The digitalization of society is constructed as a necessary leap that governments and citizens need to take. However, with many older people lacking adequate digital competences to support their full participation in today's digitalized society, how is the marginalisation of older people in digital society socially constructed? How can we promote older people's digital inclusion and agency?
Presenting case studies from Finland, one of the top performers in the supply and demand of digital public services, Older People in a Digitalized Society outlines internationally relevant implications for promoting the social construction of older people's agency. Delving into their digital competences, and use and non-use of Internet and eHealth technologies, Rasi-Heikkinen showcases the potential exclusionary effects of digitalization, and highlights the implications for digital inclusion practice and policy. Contesting the dominant discourses which suggest digital technologies and media play central roles in the learning, well-being, everyday life, and participation in society for individuals throughout their lifespan, Older People in a Digitalized Society addresses the digital gap faced by older generations that do not welcome digitalization, or even see it as a positive marginality: a choice that they have consciously made.
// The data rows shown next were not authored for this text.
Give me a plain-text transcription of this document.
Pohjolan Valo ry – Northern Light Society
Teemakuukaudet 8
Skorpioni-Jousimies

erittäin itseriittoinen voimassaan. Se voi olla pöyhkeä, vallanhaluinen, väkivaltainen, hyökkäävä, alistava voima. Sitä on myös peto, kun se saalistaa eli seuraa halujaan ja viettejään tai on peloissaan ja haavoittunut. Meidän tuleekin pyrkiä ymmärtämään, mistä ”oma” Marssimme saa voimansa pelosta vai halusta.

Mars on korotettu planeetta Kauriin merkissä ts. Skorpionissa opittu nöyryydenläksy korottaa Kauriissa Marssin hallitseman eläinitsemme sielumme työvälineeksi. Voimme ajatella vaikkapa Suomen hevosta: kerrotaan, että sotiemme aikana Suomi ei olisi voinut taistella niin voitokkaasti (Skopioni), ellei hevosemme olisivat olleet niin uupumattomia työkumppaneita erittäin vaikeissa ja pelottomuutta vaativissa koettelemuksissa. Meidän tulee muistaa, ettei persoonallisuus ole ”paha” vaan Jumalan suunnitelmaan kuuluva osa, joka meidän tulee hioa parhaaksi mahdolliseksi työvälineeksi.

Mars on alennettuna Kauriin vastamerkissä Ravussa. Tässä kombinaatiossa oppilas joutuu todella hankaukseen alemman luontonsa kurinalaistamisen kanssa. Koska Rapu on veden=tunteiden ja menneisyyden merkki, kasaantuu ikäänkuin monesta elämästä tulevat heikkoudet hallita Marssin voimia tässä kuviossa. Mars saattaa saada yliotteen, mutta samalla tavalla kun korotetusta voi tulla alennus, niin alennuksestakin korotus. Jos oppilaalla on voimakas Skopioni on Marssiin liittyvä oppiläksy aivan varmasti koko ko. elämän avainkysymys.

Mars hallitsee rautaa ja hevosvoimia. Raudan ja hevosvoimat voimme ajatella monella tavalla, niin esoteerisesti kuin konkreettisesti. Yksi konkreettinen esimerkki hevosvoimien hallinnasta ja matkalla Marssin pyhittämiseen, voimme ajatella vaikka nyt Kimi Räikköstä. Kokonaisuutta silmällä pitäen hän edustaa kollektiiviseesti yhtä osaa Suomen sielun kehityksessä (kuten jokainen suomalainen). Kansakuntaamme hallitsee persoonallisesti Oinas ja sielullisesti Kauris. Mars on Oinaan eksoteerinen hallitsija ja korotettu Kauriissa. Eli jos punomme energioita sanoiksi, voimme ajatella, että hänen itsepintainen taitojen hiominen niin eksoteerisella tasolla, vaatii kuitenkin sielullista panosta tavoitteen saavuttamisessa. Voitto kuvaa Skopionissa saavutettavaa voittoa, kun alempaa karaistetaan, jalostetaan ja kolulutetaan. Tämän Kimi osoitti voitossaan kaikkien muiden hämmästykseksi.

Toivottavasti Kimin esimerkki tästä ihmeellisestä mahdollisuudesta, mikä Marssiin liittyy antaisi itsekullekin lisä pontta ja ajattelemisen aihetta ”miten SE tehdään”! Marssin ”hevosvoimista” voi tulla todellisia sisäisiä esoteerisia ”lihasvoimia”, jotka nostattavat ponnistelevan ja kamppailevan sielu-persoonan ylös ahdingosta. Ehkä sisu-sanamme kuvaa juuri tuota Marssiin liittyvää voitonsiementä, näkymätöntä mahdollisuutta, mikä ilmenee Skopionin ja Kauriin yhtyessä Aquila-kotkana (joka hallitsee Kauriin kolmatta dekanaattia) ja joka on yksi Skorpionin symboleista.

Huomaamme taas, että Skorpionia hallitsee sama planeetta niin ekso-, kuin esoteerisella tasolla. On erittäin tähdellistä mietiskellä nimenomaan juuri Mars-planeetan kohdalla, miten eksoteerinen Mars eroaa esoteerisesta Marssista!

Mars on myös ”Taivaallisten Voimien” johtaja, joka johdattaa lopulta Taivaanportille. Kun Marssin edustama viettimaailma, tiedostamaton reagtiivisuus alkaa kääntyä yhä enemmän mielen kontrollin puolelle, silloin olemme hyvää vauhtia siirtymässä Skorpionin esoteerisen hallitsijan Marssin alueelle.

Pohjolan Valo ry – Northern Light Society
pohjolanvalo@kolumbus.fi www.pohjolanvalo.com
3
Paying attention to how digitalization is a contested issue constructed with various, ambivalent, and paradoxical representations, Rasi-Heikkinen shines an important light on how older people are constructed as being on the margins of digitalization by researchers and the media.
About the Author:
Päivi Rasi-Heikkinen is Professor at the Faculty of Education's Media Education Hub at the University of Lapland, Finland. Holding a PhD in Education and SScD in Social Psychology, Rasi-Heikkinen has 20 years of experience in working in and leading research and development projects in the field of media education.